District staff also described multi-district work on New York State’s revised science standards. Leaders said the district delayed administering certain legacy state exams to allow teachers more time to align curriculum to the new standards. The transcript of the presentation reported aggregate scoring data from other districts: 55% mastery on a legacy Earth and Space Science exam versus 15% mastery on an early administration of the new version — a 40-percentage-point difference cited by the presenters as evidence that postponing the exam was prudent to allow for curriculum alignment.
On SEL and mental-health supports, administrators outlined elementary clubs that pair general and special-class students to build soft skills, an expanded peer-leader program in which high-school students will deliver a three-part lesson series to elementary students, and a district SEL website that will aggregate monthly theme-aligned resources from partners and curricula. For the high school, the district said bond funding will create a centralized wellness suite housing guidance counselors, social workers and psychologists; Northwell Health will assist with related professional development.
Transportation leadership was recognized in the meeting; the superintendent noted the district operates more than 100 buses (about 125 in daily service) and said the board is in the process of acquiring three district-owned buses that will increase the district’s direct operational responsibilities.

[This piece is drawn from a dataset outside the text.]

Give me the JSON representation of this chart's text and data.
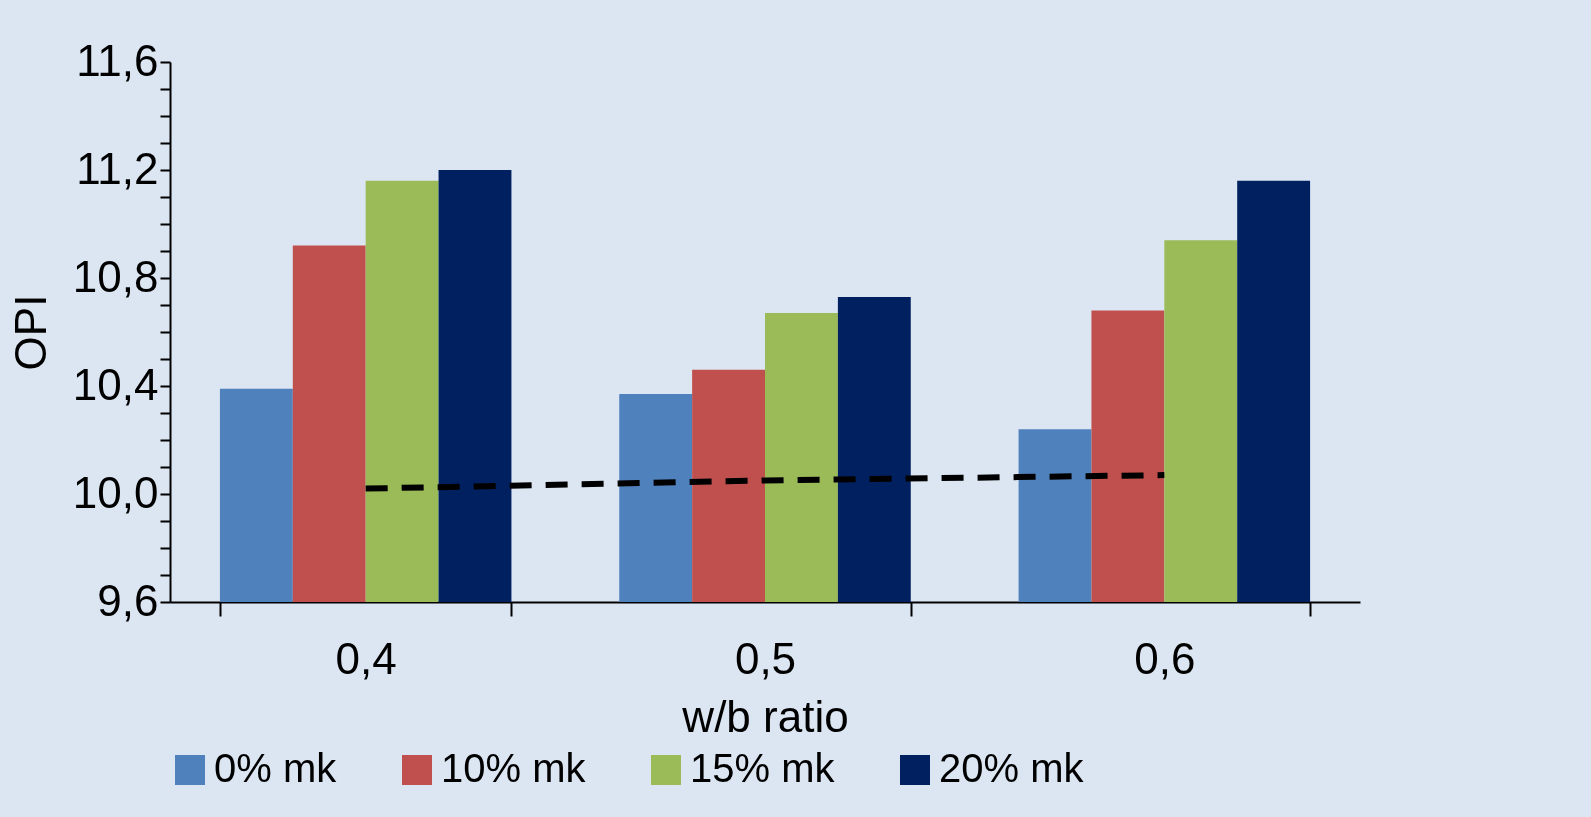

Board members asked how student feedback is being collected. Administrators replied that principals and student leadership groups meet regularly with central office staff, the new student curriculum committee will surface student voice, and advisories will be used to gather middle-school feedback. The district described an iterative approach that combines scope-and-sequence documents, learning-walk evidence forms and student feedback to identify next steps.
District leaders said they will return with periodic updates as the work progresses.